Componential analysis / semantic decomposition
Word meanings are analysed as bundles of more primitive semantic features or components (e.g. MAN = [+human][+male][+adult]), allowing sense relations and entailments to be derived from shared and contrasting features.
Sense-relation (structuralist) approach
The meaning of a lexical item is characterized relationally through its place in a network of sense relations and lexical fields, rather than by reference to the world alone.
Prototype theory of word meaning
Lexical categories are organized around best (prototypical) exemplars with graded membership and fuzzy boundaries, challenging strict necessary-and-sufficient-conditions accounts of meaning.

History

Lexical semantics grew out of nineteenth-century historical semantics (the study of meaning change) and early-twentieth-century structuralist accounts of the lexicon as a system of oppositions, notably the lexical-field theories of Trier and Weisgerber. Mid-century componential analysis, borrowed from phonology and anthropology, sought to decompose word meanings into universal features.

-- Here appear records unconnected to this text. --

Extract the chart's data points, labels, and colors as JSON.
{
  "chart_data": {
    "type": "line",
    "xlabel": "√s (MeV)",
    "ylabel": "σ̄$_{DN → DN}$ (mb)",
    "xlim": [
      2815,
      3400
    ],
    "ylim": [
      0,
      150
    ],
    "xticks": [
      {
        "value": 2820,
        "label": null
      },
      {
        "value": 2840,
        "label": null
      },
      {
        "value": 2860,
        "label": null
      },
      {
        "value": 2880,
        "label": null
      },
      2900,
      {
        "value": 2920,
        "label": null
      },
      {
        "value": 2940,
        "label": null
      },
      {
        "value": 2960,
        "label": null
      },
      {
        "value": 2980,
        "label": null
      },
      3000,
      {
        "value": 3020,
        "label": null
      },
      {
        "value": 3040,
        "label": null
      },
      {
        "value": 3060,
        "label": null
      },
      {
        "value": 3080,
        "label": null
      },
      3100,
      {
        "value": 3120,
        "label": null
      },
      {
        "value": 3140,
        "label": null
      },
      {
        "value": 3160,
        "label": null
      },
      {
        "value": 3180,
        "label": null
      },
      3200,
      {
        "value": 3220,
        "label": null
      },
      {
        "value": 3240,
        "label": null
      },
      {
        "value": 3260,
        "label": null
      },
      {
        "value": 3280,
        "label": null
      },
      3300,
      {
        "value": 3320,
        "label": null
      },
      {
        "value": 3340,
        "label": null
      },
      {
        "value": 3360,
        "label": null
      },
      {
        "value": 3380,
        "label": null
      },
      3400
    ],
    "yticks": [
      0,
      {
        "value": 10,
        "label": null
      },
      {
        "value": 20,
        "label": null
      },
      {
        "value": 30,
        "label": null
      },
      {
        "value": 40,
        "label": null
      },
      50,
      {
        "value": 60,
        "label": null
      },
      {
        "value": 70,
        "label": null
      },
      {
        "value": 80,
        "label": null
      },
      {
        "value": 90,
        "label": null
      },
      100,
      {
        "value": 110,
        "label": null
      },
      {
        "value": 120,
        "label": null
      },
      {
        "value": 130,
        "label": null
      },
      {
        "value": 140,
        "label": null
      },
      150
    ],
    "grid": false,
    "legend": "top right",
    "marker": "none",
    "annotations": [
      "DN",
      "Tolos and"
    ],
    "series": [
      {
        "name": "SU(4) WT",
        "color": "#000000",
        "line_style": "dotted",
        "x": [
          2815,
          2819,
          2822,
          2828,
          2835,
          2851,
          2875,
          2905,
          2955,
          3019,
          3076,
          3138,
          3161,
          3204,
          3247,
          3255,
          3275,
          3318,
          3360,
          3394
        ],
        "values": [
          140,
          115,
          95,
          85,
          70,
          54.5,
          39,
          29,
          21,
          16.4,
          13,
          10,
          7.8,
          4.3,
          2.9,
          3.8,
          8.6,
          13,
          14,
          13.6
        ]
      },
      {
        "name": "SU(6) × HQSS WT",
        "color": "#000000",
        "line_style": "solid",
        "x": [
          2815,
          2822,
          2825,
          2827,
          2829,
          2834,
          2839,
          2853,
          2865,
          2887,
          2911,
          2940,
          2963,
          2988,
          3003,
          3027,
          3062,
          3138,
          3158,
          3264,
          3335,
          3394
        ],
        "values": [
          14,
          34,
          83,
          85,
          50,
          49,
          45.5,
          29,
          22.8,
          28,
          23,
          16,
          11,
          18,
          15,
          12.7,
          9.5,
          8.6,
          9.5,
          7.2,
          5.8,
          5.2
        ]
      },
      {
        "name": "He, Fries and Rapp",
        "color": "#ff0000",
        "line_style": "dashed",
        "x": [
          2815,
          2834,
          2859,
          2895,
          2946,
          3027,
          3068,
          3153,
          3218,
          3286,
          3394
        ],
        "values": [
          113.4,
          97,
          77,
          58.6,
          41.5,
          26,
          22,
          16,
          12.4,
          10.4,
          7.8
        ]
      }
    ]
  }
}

From the 1970s, Rosch's psychological work on prototypes and graded category membership reshaped the field, and Levin's studies of verb classes connected lexical meaning to syntactic argument structure.

Debates

Decompositional vs. holistic theories of word meaning
Whether word meanings can be reduced to combinations of semantic primitives, or whether meaning is irreducibly relational or use-based and resists decomposition into features.
Polysemy vs. monosemy and vagueness
Disagreement over how many distinct senses a word really has, and whether apparent senses are stored separately or generated by general principles from a more abstract underspecified meaning.

Key figures

  • John Lyons
  • D. Alan Cruse
  • Eleanor Rosch
  • Anna Wierzbicka
  • Beth Levin

Related topics

Seminal works

  • lyons1977
  • cruse1986
  • murphy2010

Frequently asked questions

What is the difference between polysemy and homonymy?
Polysemy is when a single word has multiple related senses (e.g. 'mouth' of a person and of a river), whereas homonymy is when distinct words happen to share a form (e.g. 'bank' as financial institution vs. riverside). The distinction is often drawn by whether the senses are felt to be related and historically connected.
How does lexical semantics relate to the rest of semantics?
Lexical semantics supplies the meanings of individual words that compositional semantics then combines into phrase and sentence meanings; the two are complementary parts of a full theory of linguistic meaning.